The spools, which are bigger than the wheels of a Caterpillar truck, will now be taken 4,000 feet up Blackcomb Mountain in separate trips that will take eight hours each, according to Stuart Rempel, a spokesman for Whistler-Blackcomb.

The cables themselves are enormous. Brought to Whistler on four reels, the track “ropes”, which will carry gondola cabins from peak to peak, weigh 90 metric tonnes each and stretch 4.4 kilometres. They are 56 mm in diametre.

The haul rope, which will pull the cabins along the track rope, weighs 80 metric tonnes and stretches about 9 kilometres. It is 46 mm in diametre.

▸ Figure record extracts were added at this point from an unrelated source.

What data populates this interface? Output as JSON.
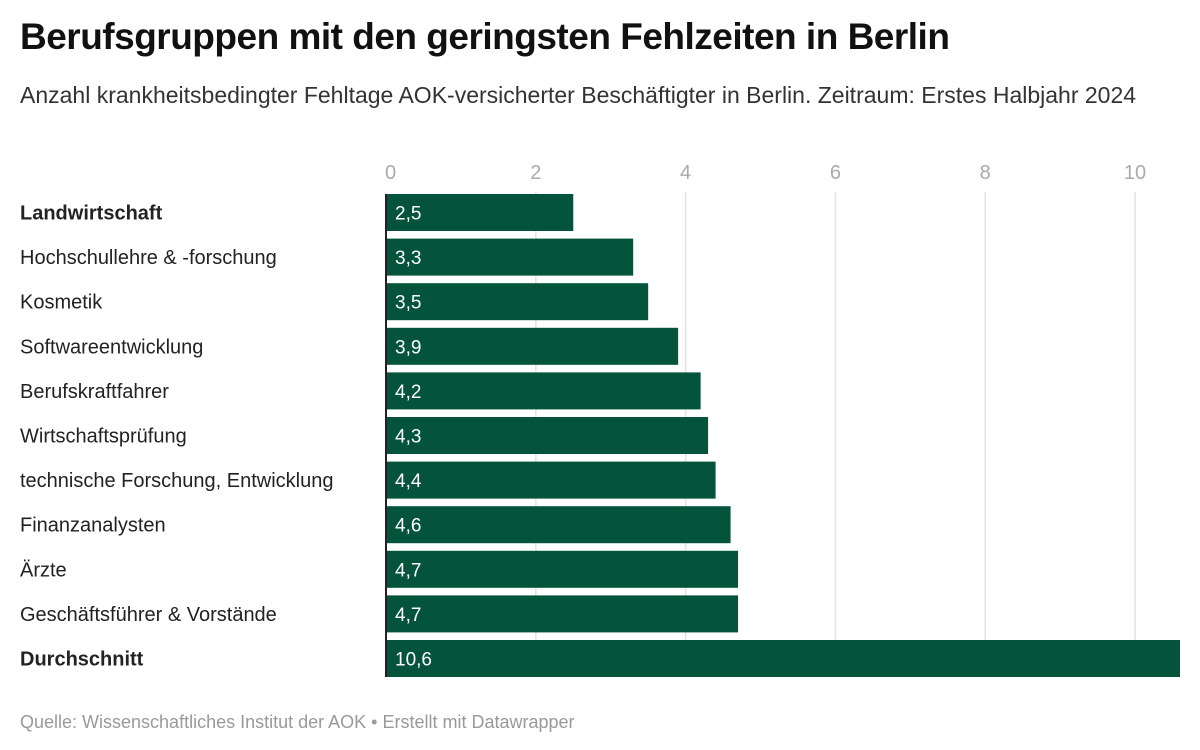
{
  "header": {
    "title": "Berufsgruppen mit den geringsten Fehlzeiten in Berlin",
    "subtitle": "Anzahl krankheitsbedingter Fehltage AOK-versicherter Beschäftigter in Berlin. Zeitraum: Erstes Halbjahr 2024"
  },
  "footer": {
    "text": "Quelle: Wissenschaftliches Institut der AOK • Erstellt mit Datawrapper"
  },
  "colors": {
    "bar": "#03543a",
    "grid": "#e2e2e2",
    "axis": "#222222"
  },
  "chart_data": {
    "type": "bar",
    "orientation": "horizontal",
    "title": "Berufsgruppen mit den geringsten Fehlzeiten in Berlin",
    "subtitle": "Anzahl krankheitsbedingter Fehltage AOK-versicherter Beschäftigter in Berlin. Zeitraum: Erstes Halbjahr 2024",
    "xlabel": "",
    "ylabel": "",
    "xlim": [
      0,
      10.6
    ],
    "ticks": [
      0,
      2,
      4,
      6,
      8,
      10
    ],
    "tick_labels": [
      "0",
      "2",
      "4",
      "6",
      "8",
      "10"
    ],
    "grid": true,
    "tick_position": "top",
    "categories": [
      "Landwirtschaft",
      "Hochschullehre & -forschung",
      "Kosmetik",
      "Softwareentwicklung",
      "Berufskraftfahrer",
      "Wirtschaftsprüfung",
      "technische Forschung, Entwicklung",
      "Finanzanalysten",
      "Ärzte",
      "Geschäftsführer & Vorstände",
      "Durchschnitt"
    ],
    "bold_categories": [
      "Landwirtschaft",
      "Durchschnitt"
    ],
    "values": [
      2.5,
      3.3,
      3.5,
      3.9,
      4.2,
      4.3,
      4.4,
      4.6,
      4.7,
      4.7,
      10.6
    ],
    "value_labels": [
      "2,5",
      "3,3",
      "3,5",
      "3,9",
      "4,2",
      "4,3",
      "4,4",
      "4,6",
      "4,7",
      "4,7",
      "10,6"
    ],
    "source": "Quelle: Wissenschaftliches Institut der AOK • Erstellt mit Datawrapper"
  }
}
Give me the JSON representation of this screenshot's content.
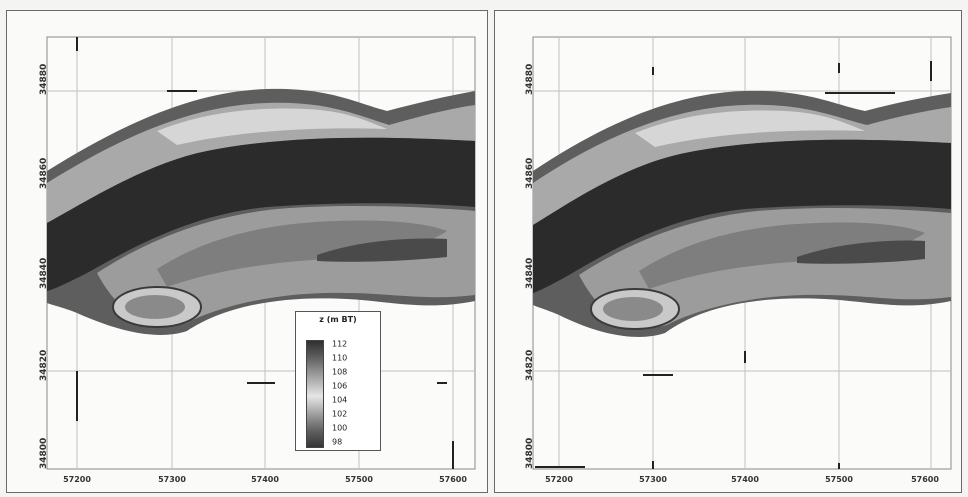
{
  "legend": {
    "title": "z (m BT)",
    "values": [
      "112",
      "110",
      "108",
      "106",
      "104",
      "102",
      "100",
      "98"
    ]
  },
  "panels": [
    {
      "id": "left",
      "y_ticks": [
        "34880",
        "34860",
        "34840",
        "34820",
        "34800"
      ],
      "x_ticks": [
        "57200",
        "57300",
        "57400",
        "57500",
        "57600"
      ]
    },
    {
      "id": "right",
      "y_ticks": [
        "34880",
        "34860",
        "34840",
        "34820",
        "34800"
      ],
      "x_ticks": [
        "57200",
        "57300",
        "57400",
        "57500",
        "57600"
      ]
    }
  ],
  "colors": {
    "deep_channel": "#2b2b2b",
    "bank": "#5e5e5e",
    "shallow": "#d8d8d8",
    "mid": "#9a9a9a",
    "grid": "#b8b8b8"
  }
}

“You have a bull wheel on each end, and the whole rope goes around,” Rempel said. “Instead of the carrying cable being the hauling cable, this rolls just like railroad tracks through the sky, so the track ropes are like railroad tracks through the sky.”

There will be 28 cabins carrying 4,100 people each hour, according to a Whistler-Blackcomb news release, with a wait time of 46 seconds. The cabins themselves will travel at a speed of 7.5 metres per second — faster than any high-speed quad chair.

At over 3 kilometres, the Peak 2 Peak Gondola will be the longest unsupported span for a lift of this kind in the world. At 436 metres, it will also be the highest lift of its kind, as well as part of the longest continuous lift system in the world when connected with the Whistler Village Gondola, the Solar Coaster and the Wizard Express.

The cost of the Peak 2 Peak Gondola will necessitate an increase in the price of season passes. Rempel estimated that those looking to buy season passes will pay an additional $60 to $70 on an unlimited season’s pass for use of the gondola, while price increases on daily tickets have not yet been confirmed.

Whistler-Blackcomb expects that the Peak to Peak Gondola will be a tourist attraction on the scale of the Grand Canyon Skywalk or the CN Tower.